The lawsuit, filed in U.S. District Court Western District of Washington in Seattle, stems from a March 2022 inspection of an Amazon facility in Kent, Washington, in which the department alleged “several ‘serious willful’ violations, not of any specific workplace safety regulation but of the general duty of all employers to maintain a hazard-free workplace.”

The citation further alleged that Amazon had failed to address various alleged ergonomic hazards despite the absence of any specific ergonomic standards in either the Washington or federal occupational health and safety laws, according to the lawsuit.

Amazon said it challenged those allegations in state administrative proceedings, and that challenge remains pending, with an evidentiary hearing scheduled for early 2023, according to the complaint. 

The suit claims that per Washington labor law a company challenging a serious citation is required to abate the alleged hazards first, “before the state has made any effort to satisfy its legal burden to prove that a violation has occurred and before the company has a meaningful opportunity to challenge the allegations,” the lawsuit states.
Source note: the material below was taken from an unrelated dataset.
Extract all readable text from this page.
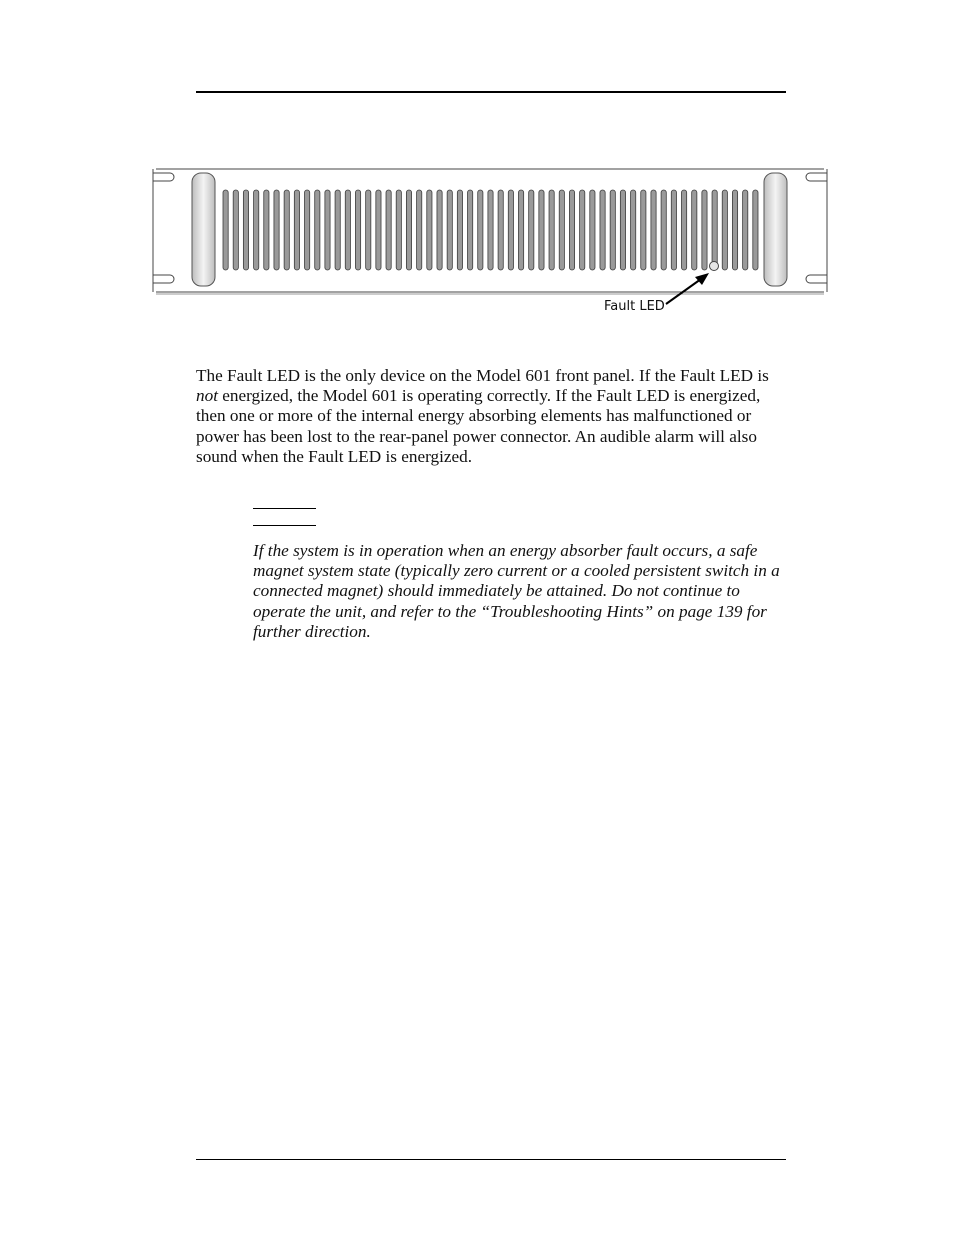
Fault LED

The Fault LED is the only device on the Model 601 front panel. If the Fault LED is not energized, the Model 601 is operating correctly. If the Fault LED is energized, then one or more of the internal energy absorbing elements has malfunctioned or power has been lost to the rear-panel power connector. An audible alarm will also sound when the Fault LED is energized.

If the system is in operation when an energy absorber fault occurs, a safe magnet system state (typically zero current or a cooled persistent switch in a connected magnet) should immediately be attained. Do not continue to operate the unit, and refer to the “Troubleshooting Hints” on page 139 for further direction.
Amazon further argued that “though the state has yet to prove any violation, if the company does not abate to the state’s satisfaction it can face fines of up to $7,000 per day, per violation. In this case, Amazon could face fines of up to $70,000 per day.” Amazon also claims the state can inspect its facilities and cite the company for the same violations at other facilities, and use the previously issued but still unproven violations as evidence of “willfulness” to justify imposing even stiffer penalties and additional compliance costs,” according to the complaint.

Amazon is seeking an injunction prohibiting the department from “requiring that Amazon implement costly, burdensome, and potentially unnecessary abatement measures until the (d)epartment carries its burden of proving that Amazon has, in fact, violated any safety or health regulation.”

A Department of Labor and Industries spokesman said the department is aware of the lawsuit and will be reviewing the filing with the Attorney General’s Office.